ATTRIBUTION: 1Q 2013

The Hotchkis & Wiley Large Cap Fundamental Value portfolio (gross and net of management fees) outperformed the Russell 1000 Value Index for the quarter.  Seven of the ten S&P GICS sectors contributed to the outperformance over the quarter with information technology leading the way.  Hewlett-Packard, the portfolio’s largest underperformer in 2012, returned +68% after an earnings beat, raised guidance, and bullish sell side reports.  Due to its irrationally low valuation at the year’s outset, it remains a compelling risk/reward opportunity.  Positive stock selection in financials, consumer discretionary, and telecommunications also contributed to performance.  After Hewlett-Packard, the largest individual contributors were H&R Block and Unum.  Stock selection in energy and healthcare, along with an underweight in consumer staples detracted from performance over the quarter.  The largest individual detractors were J.C. Penney, Royal Dutch Shell, and Total.
 

PORTFOLIO ACTIVITY: 1Q 2013

Over the quarter, we reduced the weight in financials and consumer discretionary modestly, by exiting or trimming several strong performers (e.g. H&R Block, State Street, MetLife).  The largest sector increase was in healthcare, where we added some attractively valued managed care companies with strong competitive positioning within the industry (e.g. UnitedHealth Group, Aetna).

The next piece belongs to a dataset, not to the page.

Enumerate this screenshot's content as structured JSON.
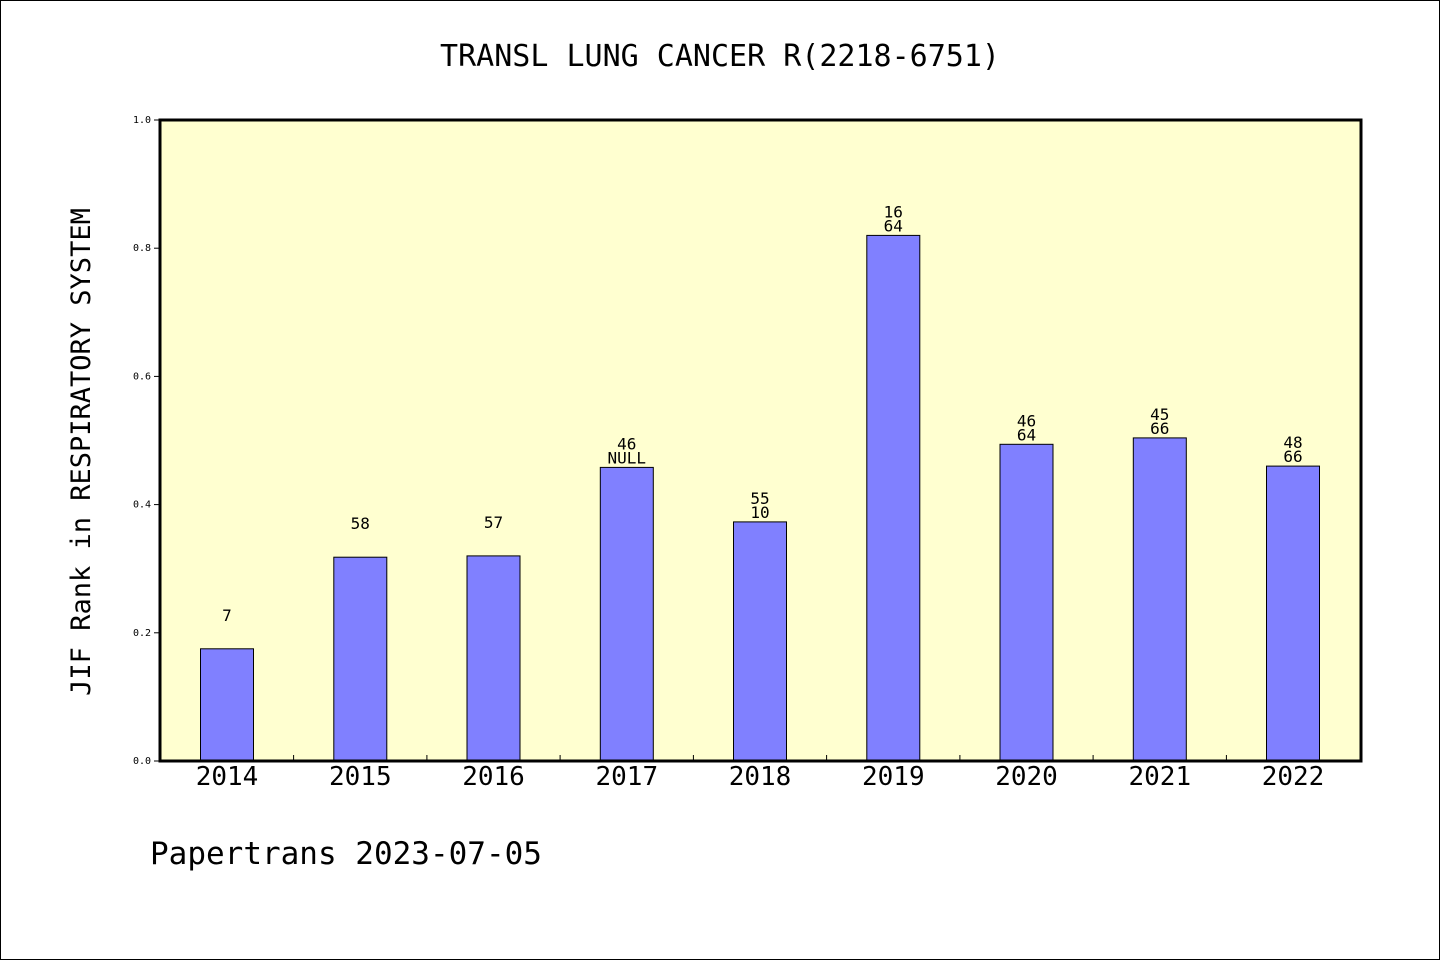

Composite performance for the strategy is located on the Performance tab. Portfolio attribution is based on a representative Large Cap Fundamental Value portfolio. Certain client portfolio(s) may or may not hold the securities discussed due to the account’s guideline restrictions, cash flow, tax and other relevant considerations. Equity performance attribution is an analysis of the portfolio's return relative to a selected benchmark and is calculated using daily holding information.  Returns calculated using this buy-and-hold methodology can differ from actual portfolio returns due to intraday trades, cash flows, corporate actions, accrued/miscellaneous income, and trade price and closing price difference of any given security. Securities identified do not represent all of the securities purchased, sold, or recommended for advisory clients, and are not indicative of current or future holdings or trading activity.  H&W has no obligation to disclose purchases or sales of these securities.  No assurance is made that any securities identified, or all investment decisions by H&W were, or will be profitable.  Quarterly characteristics and portfolio holdings are available on the Characteristics and Communications tabs (subject to the firm’s portfolio holdings disclosure policy).

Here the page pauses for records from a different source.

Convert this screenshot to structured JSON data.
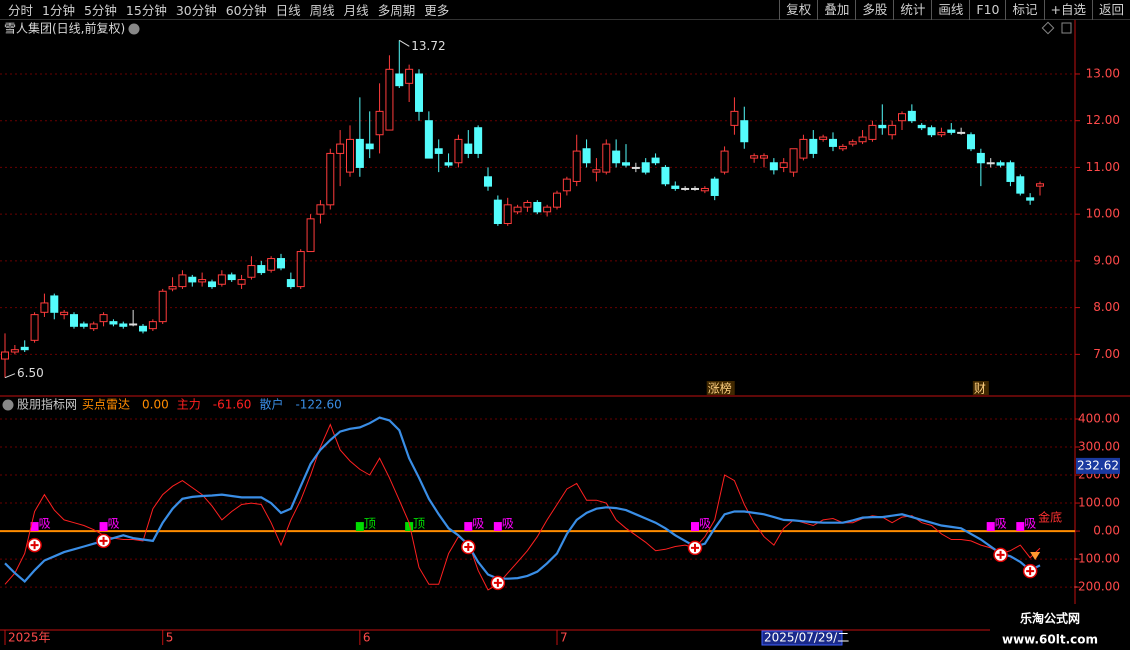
{
  "toolbar": {
    "left": [
      "分时",
      "1分钟",
      "5分钟",
      "15分钟",
      "30分钟",
      "60分钟",
      "日线",
      "周线",
      "月线",
      "多周期",
      "更多"
    ],
    "right": [
      "复权",
      "叠加",
      "多股",
      "统计",
      "画线",
      "F10",
      "标记",
      "+自选",
      "返回"
    ]
  },
  "watermark": {
    "title": "乐淘公式网",
    "url": "www.60lt.com"
  },
  "chart_data": [
    {
      "type": "candlestick",
      "title": "雪人集团(日线,前复权)",
      "up_color": "#ff3c3c",
      "down_color": "#54fcfc",
      "open": [
        6.9,
        7.05,
        7.15,
        7.3,
        7.9,
        8.25,
        7.85,
        7.85,
        7.65,
        7.55,
        7.7,
        7.7,
        7.65,
        7.65,
        7.6,
        7.55,
        7.7,
        8.4,
        8.45,
        8.65,
        8.55,
        8.55,
        8.5,
        8.7,
        8.5,
        8.65,
        8.9,
        8.8,
        9.05,
        8.6,
        8.45,
        9.2,
        10.0,
        10.2,
        11.3,
        10.9,
        11.6,
        11.5,
        11.7,
        11.8,
        13.0,
        12.8,
        13.0,
        12.0,
        11.4,
        11.1,
        11.1,
        11.5,
        11.85,
        10.8,
        10.3,
        9.8,
        10.05,
        10.15,
        10.25,
        10.05,
        10.15,
        10.5,
        10.7,
        11.4,
        10.9,
        10.9,
        11.35,
        11.1,
        11.0,
        11.1,
        11.2,
        11.0,
        10.6,
        10.55,
        10.55,
        10.5,
        10.75,
        10.9,
        11.9,
        12.0,
        11.2,
        11.2,
        11.1,
        11.0,
        10.9,
        11.2,
        11.6,
        11.6,
        11.6,
        11.4,
        11.5,
        11.55,
        11.6,
        11.9,
        11.7,
        12.0,
        12.2,
        11.9,
        11.85,
        11.7,
        11.8,
        11.75,
        11.7,
        11.3,
        11.1,
        11.1,
        11.1,
        10.8,
        10.35,
        10.6
      ],
      "high": [
        7.45,
        7.2,
        7.3,
        7.9,
        8.3,
        8.3,
        7.95,
        7.9,
        7.7,
        7.7,
        7.9,
        7.75,
        7.7,
        7.95,
        7.65,
        7.75,
        8.4,
        8.65,
        8.8,
        8.7,
        8.75,
        8.6,
        8.8,
        8.75,
        8.7,
        9.1,
        9.0,
        9.1,
        9.15,
        8.75,
        9.25,
        10.0,
        10.3,
        11.4,
        11.8,
        11.9,
        12.5,
        12.2,
        12.8,
        13.4,
        13.72,
        13.2,
        13.1,
        12.2,
        11.6,
        11.3,
        11.7,
        11.8,
        11.9,
        11.0,
        10.4,
        10.35,
        10.2,
        10.3,
        10.3,
        10.2,
        10.5,
        10.8,
        11.7,
        11.6,
        11.2,
        11.6,
        11.6,
        11.5,
        11.1,
        11.2,
        11.3,
        11.05,
        10.7,
        10.6,
        10.6,
        10.6,
        10.8,
        11.45,
        12.5,
        12.3,
        11.3,
        11.3,
        11.2,
        11.2,
        11.4,
        11.7,
        11.8,
        11.7,
        11.75,
        11.5,
        11.6,
        11.8,
        12.0,
        12.35,
        12.0,
        12.2,
        12.35,
        11.95,
        11.9,
        11.85,
        11.95,
        11.85,
        11.75,
        11.4,
        11.2,
        11.15,
        11.15,
        10.85,
        10.45,
        10.7
      ],
      "low": [
        6.5,
        7.0,
        7.05,
        7.25,
        7.8,
        7.75,
        7.75,
        7.55,
        7.55,
        7.5,
        7.6,
        7.6,
        7.55,
        7.6,
        7.45,
        7.5,
        7.65,
        8.35,
        8.4,
        8.45,
        8.45,
        8.4,
        8.45,
        8.55,
        8.4,
        8.6,
        8.7,
        8.75,
        8.8,
        8.4,
        8.4,
        9.2,
        9.8,
        10.1,
        10.6,
        10.8,
        10.8,
        11.2,
        11.3,
        11.8,
        12.7,
        12.4,
        12.0,
        11.2,
        10.9,
        11.0,
        11.0,
        11.2,
        11.2,
        10.5,
        9.75,
        9.75,
        10.0,
        10.05,
        10.0,
        9.95,
        10.1,
        10.4,
        10.6,
        11.0,
        10.7,
        10.85,
        11.0,
        11.0,
        10.9,
        10.85,
        11.05,
        10.6,
        10.5,
        10.5,
        10.5,
        10.45,
        10.3,
        10.85,
        11.7,
        11.4,
        11.1,
        11.0,
        10.85,
        10.9,
        10.8,
        11.15,
        11.2,
        11.55,
        11.35,
        11.35,
        11.45,
        11.5,
        11.55,
        11.7,
        11.6,
        11.8,
        11.95,
        11.8,
        11.65,
        11.65,
        11.7,
        11.7,
        11.35,
        10.6,
        11.0,
        11.0,
        10.6,
        10.4,
        10.2,
        10.4
      ],
      "close": [
        7.05,
        7.1,
        7.1,
        7.85,
        8.1,
        7.9,
        7.9,
        7.6,
        7.6,
        7.65,
        7.85,
        7.65,
        7.6,
        7.65,
        7.5,
        7.7,
        8.35,
        8.45,
        8.7,
        8.55,
        8.6,
        8.45,
        8.7,
        8.6,
        8.6,
        8.9,
        8.75,
        9.05,
        8.85,
        8.45,
        9.2,
        9.9,
        10.2,
        11.3,
        11.5,
        11.6,
        11.0,
        11.4,
        12.2,
        13.1,
        12.75,
        13.1,
        12.2,
        11.2,
        11.3,
        11.05,
        11.6,
        11.3,
        11.3,
        10.6,
        9.8,
        10.2,
        10.15,
        10.25,
        10.05,
        10.15,
        10.45,
        10.75,
        11.35,
        11.1,
        10.95,
        11.5,
        11.1,
        11.05,
        11.0,
        10.9,
        11.1,
        10.65,
        10.55,
        10.55,
        10.55,
        10.55,
        10.4,
        11.35,
        12.2,
        11.55,
        11.25,
        11.25,
        10.95,
        11.1,
        11.4,
        11.6,
        11.3,
        11.65,
        11.45,
        11.45,
        11.55,
        11.65,
        11.9,
        11.85,
        11.9,
        12.15,
        12.0,
        11.85,
        11.7,
        11.75,
        11.75,
        11.75,
        11.4,
        11.1,
        11.1,
        11.05,
        10.7,
        10.45,
        10.3,
        10.65
      ],
      "ylim": [
        6.13,
        13.77
      ],
      "yticks": [
        {
          "value": 7,
          "label": "7.00"
        },
        {
          "value": 8,
          "label": "8.00"
        },
        {
          "value": 9,
          "label": "9.00"
        },
        {
          "value": 10,
          "label": "10.00"
        },
        {
          "value": 11,
          "label": "11.00"
        },
        {
          "value": 12,
          "label": "12.00"
        },
        {
          "value": 13,
          "label": "13.00"
        }
      ],
      "grid": true,
      "annotations": [
        {
          "index": 40,
          "value": 13.72
        },
        {
          "index": 0,
          "value": 6.5,
          "label": "6.50"
        }
      ],
      "events": [
        {
          "index": 72,
          "label": "涨榜"
        },
        {
          "index": 99,
          "label": "财"
        }
      ]
    },
    {
      "type": "line",
      "title": "股朋指标网",
      "categories": [
        "2025年",
        null,
        null,
        null,
        null,
        null,
        null,
        null,
        null,
        null,
        null,
        null,
        null,
        null,
        null,
        null,
        "5",
        null,
        null,
        null,
        null,
        null,
        null,
        null,
        null,
        null,
        null,
        null,
        null,
        null,
        null,
        null,
        null,
        null,
        null,
        null,
        "6",
        null,
        null,
        null,
        null,
        null,
        null,
        null,
        null,
        null,
        null,
        null,
        null,
        null,
        null,
        null,
        null,
        null,
        null,
        null,
        "7",
        null,
        null,
        null,
        null,
        null,
        null,
        null,
        null,
        null,
        null,
        null,
        null,
        null,
        null,
        null,
        null,
        null,
        null,
        null,
        null,
        null,
        null,
        null,
        null,
        null,
        null,
        null,
        null,
        null,
        null,
        null,
        null,
        null,
        null,
        null,
        null,
        null,
        null,
        null,
        null,
        null,
        null,
        null,
        null,
        null,
        null,
        null,
        null,
        null
      ],
      "hline": {
        "name": "买点雷达",
        "value": 0,
        "label": "0.00",
        "color": "#ff8c00"
      },
      "series": [
        {
          "name": "主力",
          "color": "#ff2020",
          "value_label": "-61.60",
          "values": [
            -190,
            -150,
            -80,
            70,
            130,
            75,
            40,
            30,
            20,
            5,
            -15,
            -25,
            -30,
            -30,
            -35,
            80,
            130,
            160,
            180,
            155,
            130,
            90,
            40,
            70,
            95,
            100,
            95,
            30,
            -50,
            40,
            110,
            200,
            300,
            380,
            290,
            250,
            220,
            200,
            260,
            190,
            110,
            30,
            -130,
            -190,
            -190,
            -80,
            -20,
            -40,
            -140,
            -210,
            -190,
            -150,
            -110,
            -70,
            -20,
            40,
            95,
            150,
            170,
            110,
            110,
            100,
            40,
            10,
            -15,
            -40,
            -70,
            -65,
            -55,
            -50,
            -60,
            -20,
            40,
            200,
            180,
            95,
            30,
            -20,
            -50,
            10,
            40,
            30,
            20,
            40,
            45,
            30,
            30,
            45,
            55,
            50,
            30,
            50,
            55,
            30,
            20,
            -10,
            -30,
            -30,
            -35,
            -50,
            -60,
            -80,
            -70,
            -50,
            -95,
            -61.6
          ]
        },
        {
          "name": "散户",
          "color": "#3a8ee6",
          "value_label": "-122.60",
          "values": [
            -115,
            -150,
            -180,
            -140,
            -105,
            -90,
            -75,
            -65,
            -55,
            -45,
            -35,
            -25,
            -15,
            -25,
            -30,
            -35,
            30,
            80,
            115,
            122,
            125,
            127,
            130,
            125,
            120,
            120,
            120,
            100,
            65,
            80,
            160,
            240,
            290,
            325,
            355,
            365,
            370,
            385,
            405,
            395,
            360,
            260,
            190,
            115,
            60,
            10,
            -15,
            -50,
            -110,
            -155,
            -170,
            -170,
            -168,
            -160,
            -145,
            -115,
            -80,
            -10,
            40,
            65,
            80,
            85,
            82,
            75,
            60,
            45,
            30,
            10,
            -15,
            -35,
            -55,
            -45,
            10,
            60,
            70,
            70,
            65,
            60,
            50,
            40,
            38,
            35,
            32,
            30,
            30,
            30,
            38,
            48,
            50,
            50,
            55,
            60,
            50,
            40,
            30,
            20,
            15,
            10,
            -10,
            -30,
            -55,
            -80,
            -90,
            -110,
            -140,
            -122.6
          ]
        }
      ],
      "ylim": [
        -346,
        425
      ],
      "yticks": [
        {
          "value": -200,
          "label": "-200.00"
        },
        {
          "value": -100,
          "label": "-100.00"
        },
        {
          "value": 0,
          "label": "0.00"
        },
        {
          "value": 100,
          "label": "100.00"
        },
        {
          "value": 200,
          "label": "200.00"
        },
        {
          "value": 300,
          "label": "300.00"
        },
        {
          "value": 400,
          "label": "400.00"
        }
      ],
      "grid": true,
      "buy_points": [
        {
          "index": 3,
          "value": -50
        },
        {
          "index": 10,
          "value": -35
        },
        {
          "index": 47,
          "value": -57
        },
        {
          "index": 50,
          "value": -185
        },
        {
          "index": 70,
          "value": -60
        },
        {
          "index": 101,
          "value": -85
        },
        {
          "index": 104,
          "value": -143
        }
      ],
      "tags": [
        {
          "index": 3,
          "label": "吸",
          "color": "#ff00ff"
        },
        {
          "index": 10,
          "label": "吸",
          "color": "#ff00ff"
        },
        {
          "index": 36,
          "label": "顶",
          "color": "#00dd00"
        },
        {
          "index": 41,
          "label": "顶",
          "color": "#00dd00"
        },
        {
          "index": 47,
          "label": "吸",
          "color": "#ff00ff"
        },
        {
          "index": 50,
          "label": "吸",
          "color": "#ff00ff"
        },
        {
          "index": 70,
          "label": "吸",
          "color": "#ff00ff"
        },
        {
          "index": 100,
          "label": "吸",
          "color": "#ff00ff"
        },
        {
          "index": 103,
          "label": "吸",
          "color": "#ff00ff"
        }
      ],
      "bottom_signal": {
        "index": 104,
        "label": "金底"
      },
      "cursor": {
        "index": 77,
        "label": "2025/07/29/二",
        "value": 232.62
      }
    }
  ]
}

The commentary is for information purposes only and should not be considered as investment advice or a recommendation of any particular security, strategy or investment product.  Portfolio managers’ opinions and data included in this commentary are as of March 31, 2013 and are subject to change without notice.  Any forecasts made cannot be guaranteed.  Information obtained from independent sources is considered reliable, but H&W cannot guarantee its accuracy or completeness.  Investing in value stocks presents the risk that value stocks may fall out of favor with investors and underperform growth stocks during given periods. All investments contain risk and may lose value.

Past performance is no guarantee of future results.